Baurs are now recommending the use of a new lodge in Sinharaja village. This is called Blue Magpie Lodge. I thought the price at 3000Rs per room was a little steep for what it was. Like Martins you take your own food. The cooking was very good. The dining area looks over a marsh and toward the forest allowing you to bird while you eat. The disadvantage of staying here is that it is a steep 3km walk to the research centre. However many endemics can be seen around the lodge and village. We were assigned a forest guide at the head quarters (compulsory) called Ranji. He was a good birder and had excellent knowledge of the forest. It may be worth asking for him?
At the river immediately outside the gate of the lodge is a log bridge. On the other side of this we had excellent looks at Sri Lanka Frogmouth before first light. We saw both Spot-winged Thrush and Brown-capped Babbler just before the park headquarters below the road towards the river. Chestnut-backed Owlet was heard on the slope behind the head quarters and Green-billed Coucal was seen here. There is a path which zigzags up the hill behind the buildings which allows access to this area. We also heard Sri Lanka Spurfowl here and Ranji said that it was good a place to see them. Layards Parakeet, Sri Lanka Hanging Parrot and Hill Myna were all seen around the lodge.
We stayed at Vikum Lodge. Recommended. Not least because it has a regular Indian Pitta wintering in the small garden. Whilst this species is frequently encountered throughout the trip it is always nice watch or photograph one while relaxing with a cup of tea! Collared Scops Owl also appeared in the garden at dusk one evening.
I think some reports over play the difficulty of seeing Sri Lanka Whistling Thrush. There are many indications in reports that if you don't see it in the half-light then you won't see it at all. May be we were lucky, but we had stunning views shortly after 7:00am in full daylight. Speaking to other birders on the trip this did not seem too unusual. So don't give up too early! The best spot is at the far end of the Arrenga pond near the "Have you seen a Leopard today" sign. In 40 minutes birding around the pond we also had Sri Lanka Bush Warbler, Dull Blue Flycatcher, Sri Lanka Wood Pigeon, Sri Lanka White-eye, Chestnut-winged Cuckoo and Large-billed Leaf Warbler.
We walked to Worlds End and saw Hill Swallows and had further sightings of most of the above.
On our return to trip to Nuwara Eliya we stopped at Pattinpola railway station. By the main platform we saw 25+ Hill Munia.

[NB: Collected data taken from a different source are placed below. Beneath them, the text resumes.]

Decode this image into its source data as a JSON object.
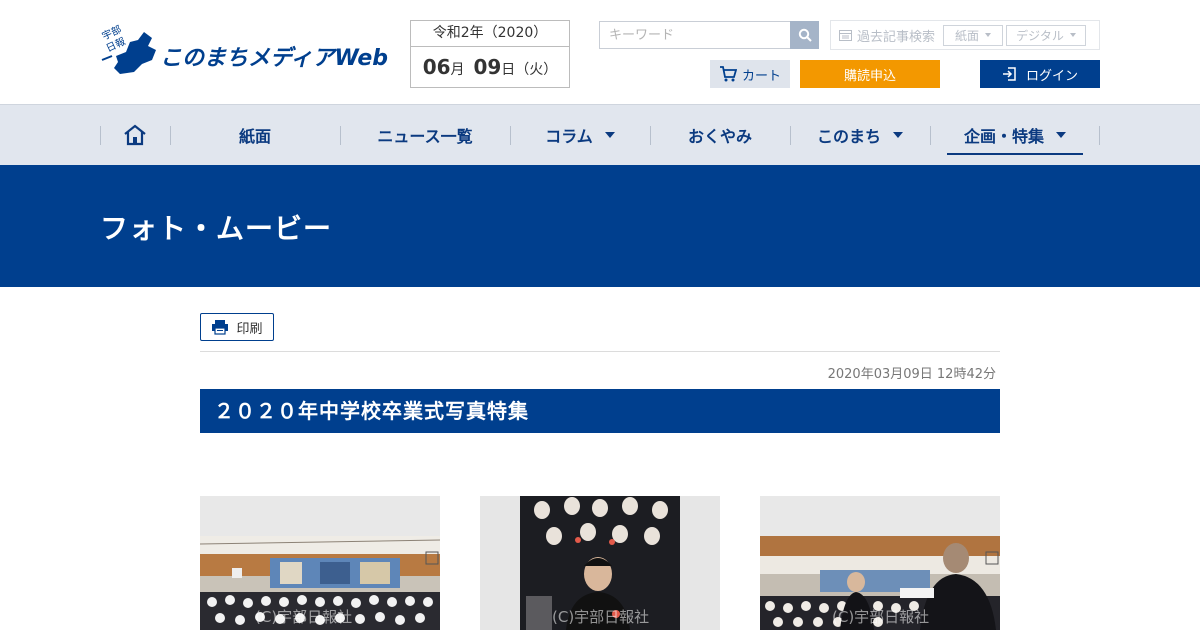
{
  "header": {
    "logo_badge": "宇部日報",
    "logo_text": "このまちメディアWeb",
    "date_era": "令和2年（2020）",
    "date_month": "06",
    "date_month_unit": "月",
    "date_day": "09",
    "date_day_unit": "日",
    "date_weekday": "（火）",
    "search_placeholder": "キーワード",
    "archive_label": "過去記事検索",
    "archive_options": [
      "紙面",
      "デジタル"
    ],
    "cart_label": "カート",
    "subscribe_label": "購読申込",
    "login_label": "ログイン"
  },
  "nav": {
    "items": [
      {
        "label": "紙面"
      },
      {
        "label": "ニュース一覧"
      },
      {
        "label": "コラム"
      },
      {
        "label": "おくやみ"
      },
      {
        "label": "このまち"
      },
      {
        "label": "企画・特集"
      }
    ]
  },
  "banner": {
    "title": "フォト・ムービー"
  },
  "article": {
    "print_label": "印刷",
    "timestamp": "2020年03月09日 12時42分",
    "title": "２０２０年中学校卒業式写真特集",
    "watermark": "(C)宇部日報社"
  },
  "colors": {
    "brand_blue": "#003f8e",
    "nav_bg": "#e1e6ee",
    "subscribe_orange": "#f39800"
  }
}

A good area for Jerdon's Nightjar. We managed to tape lure several at dusk in a clearing on the edge of the forest giving good views both in flight and perched. At 8:45 pm one was calling in the garden of the Hotel Sigiriya. Saw Malabar Pied Hornbill in the garden of the Sigiriya Village hotel and Orange-headed Ground Thrush near the lily-covered lake below the rock fort.